Enquête à Birao, théâtre de violents affrontements au printemps dernier.
Au premier coup d’œil, les rues de Birao semblent presque paisibles cet été. Loin de l’hystérie du monde moderne, la cité dégage même une quiétude campagnarde tout à fait trompeuse. Pourtant, la ville est en ruine et les habitants tentent de remettre un toit à leurs maisons brûlées avant la saison des pluies qui débute. Alors, le long des pistes de latérite quadrillées par les militaires centrafricains et français, on s’active. Ici, nulle trace de cette frénésie propre aux capitales africaines : les gens parlent doucement, marchent calmement, se saluent dans une ambiance sonore épargnée par le grondement des moteurs. Mais cette quiétude rurale reste étrange. Cette tranquillité serait-elle une convalescence ?

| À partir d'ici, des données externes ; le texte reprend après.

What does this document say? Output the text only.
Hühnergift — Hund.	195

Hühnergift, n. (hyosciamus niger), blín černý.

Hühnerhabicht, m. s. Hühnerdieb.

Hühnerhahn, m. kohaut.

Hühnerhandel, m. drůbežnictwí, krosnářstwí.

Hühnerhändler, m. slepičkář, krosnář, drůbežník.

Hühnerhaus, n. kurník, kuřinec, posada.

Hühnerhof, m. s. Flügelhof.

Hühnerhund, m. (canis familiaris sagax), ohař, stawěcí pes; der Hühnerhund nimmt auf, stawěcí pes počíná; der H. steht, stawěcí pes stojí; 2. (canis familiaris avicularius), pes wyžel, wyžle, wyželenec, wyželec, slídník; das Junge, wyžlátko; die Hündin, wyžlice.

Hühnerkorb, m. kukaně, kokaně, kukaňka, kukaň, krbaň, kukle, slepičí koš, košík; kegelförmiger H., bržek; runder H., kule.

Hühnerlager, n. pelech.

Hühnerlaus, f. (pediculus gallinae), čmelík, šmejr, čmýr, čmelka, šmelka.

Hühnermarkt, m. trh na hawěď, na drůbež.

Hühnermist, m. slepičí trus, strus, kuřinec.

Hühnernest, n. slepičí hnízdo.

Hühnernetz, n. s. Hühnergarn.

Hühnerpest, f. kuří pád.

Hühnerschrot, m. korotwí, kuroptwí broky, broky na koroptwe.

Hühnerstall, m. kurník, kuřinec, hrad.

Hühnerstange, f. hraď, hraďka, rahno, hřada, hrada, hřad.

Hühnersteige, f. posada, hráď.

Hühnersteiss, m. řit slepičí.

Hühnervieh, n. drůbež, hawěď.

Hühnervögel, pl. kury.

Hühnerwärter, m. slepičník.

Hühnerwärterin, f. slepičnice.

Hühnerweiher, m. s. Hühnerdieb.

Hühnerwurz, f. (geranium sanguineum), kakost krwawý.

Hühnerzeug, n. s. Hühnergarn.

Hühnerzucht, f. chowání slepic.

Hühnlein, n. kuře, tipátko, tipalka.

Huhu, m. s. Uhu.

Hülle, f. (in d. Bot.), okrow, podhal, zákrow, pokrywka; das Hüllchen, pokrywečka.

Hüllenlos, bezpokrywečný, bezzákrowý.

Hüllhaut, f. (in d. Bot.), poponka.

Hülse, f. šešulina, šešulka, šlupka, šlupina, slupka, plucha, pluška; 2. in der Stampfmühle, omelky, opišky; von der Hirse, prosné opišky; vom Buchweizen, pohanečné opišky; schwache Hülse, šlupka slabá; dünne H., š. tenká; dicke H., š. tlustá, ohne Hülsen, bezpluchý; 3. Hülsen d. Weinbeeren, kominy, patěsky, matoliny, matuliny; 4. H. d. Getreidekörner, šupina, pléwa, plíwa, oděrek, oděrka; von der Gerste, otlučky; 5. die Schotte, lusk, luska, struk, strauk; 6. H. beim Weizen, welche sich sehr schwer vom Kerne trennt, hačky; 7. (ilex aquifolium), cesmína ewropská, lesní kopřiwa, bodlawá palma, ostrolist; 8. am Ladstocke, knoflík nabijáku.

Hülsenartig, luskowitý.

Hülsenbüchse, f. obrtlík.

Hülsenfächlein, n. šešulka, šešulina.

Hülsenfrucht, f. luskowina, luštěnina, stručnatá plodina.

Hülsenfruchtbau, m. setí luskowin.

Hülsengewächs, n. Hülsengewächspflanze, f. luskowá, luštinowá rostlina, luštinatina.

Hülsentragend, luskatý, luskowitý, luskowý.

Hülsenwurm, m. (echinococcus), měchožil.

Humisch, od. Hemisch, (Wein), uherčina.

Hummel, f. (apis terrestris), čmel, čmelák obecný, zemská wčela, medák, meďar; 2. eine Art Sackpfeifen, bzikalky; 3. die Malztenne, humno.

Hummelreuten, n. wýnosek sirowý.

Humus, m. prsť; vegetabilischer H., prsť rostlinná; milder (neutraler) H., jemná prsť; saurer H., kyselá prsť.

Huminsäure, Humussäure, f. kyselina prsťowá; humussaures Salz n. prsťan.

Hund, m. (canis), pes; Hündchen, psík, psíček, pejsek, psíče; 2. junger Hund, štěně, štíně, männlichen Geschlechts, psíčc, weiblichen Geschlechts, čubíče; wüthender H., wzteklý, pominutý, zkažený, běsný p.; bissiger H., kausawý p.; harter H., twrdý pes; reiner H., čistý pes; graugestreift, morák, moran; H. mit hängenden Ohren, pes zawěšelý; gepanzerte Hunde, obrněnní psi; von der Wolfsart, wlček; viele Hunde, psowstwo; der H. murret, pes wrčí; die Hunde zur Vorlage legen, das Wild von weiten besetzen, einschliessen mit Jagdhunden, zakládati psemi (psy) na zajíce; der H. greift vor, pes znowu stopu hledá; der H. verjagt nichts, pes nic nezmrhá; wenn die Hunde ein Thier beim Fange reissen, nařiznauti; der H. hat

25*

De fait, malgré l’activité ostensible du petit marché, la ville ne retrouvera pas son visage « d’avant » puisque des quartiers entiers restent fantômes, ceux dont les familles ont pris la fuite en brousse. Car, pour une fois, cette année, il s’est passé quelque chose dans cette à Birao.
Début mars, ce bourg de 14 000 habitants, capitale de la Vakaga, est soudain sorti de l’oubli pour s’afficher dans les quelques pages « initiées » de l’actualité africaine. Une attention plus que relative, il est vrai. La France vivait alors en pleine campagne électorale. Et ils ne furent pas nombreux, médias ou candidats, à s’interroger sur le rôle exact de nos soldats les 2, 3 et 4 mars dans cette région du bout du monde, l’une des pointes du « triangle des trois frontières » (Soudan, Tchad, Centrafrique), limitrophe du sud-Darfour, zone hautement stratégique.
En novembre 2006, Birao, fut attaqué par une nouvelle rébellion : l’Union des Forces Démocratiques pour le Rassemblement (UFDR). Ce mouvement hétéroclite – melting-pot d’« ex-libérateurs » en désespérance de paie, de jeunes de la région d’Ouandja authentiquement en lutte contre l’ostracisme de Bangui, d’anciens gardes-chasses des réserves voisines, ou des maigres forces du Front Démocratique du Peuple Centrafricain (FDPC) – occupe la ville un mois durant. Une contre-offensive des Forces Armées Centrafricaines (FACA), largement épaulée par les soldats Français de l’opération Boali, ainsi que les Mirages F1 venus de N’djaména chassèrent les rebelles au début décembre. Puis, en février, le président Bozizé signa un accord à Syrte (Libye), avec celui qui revendiquait alors la direction de l’UFDR : Abdoulaye Miskine.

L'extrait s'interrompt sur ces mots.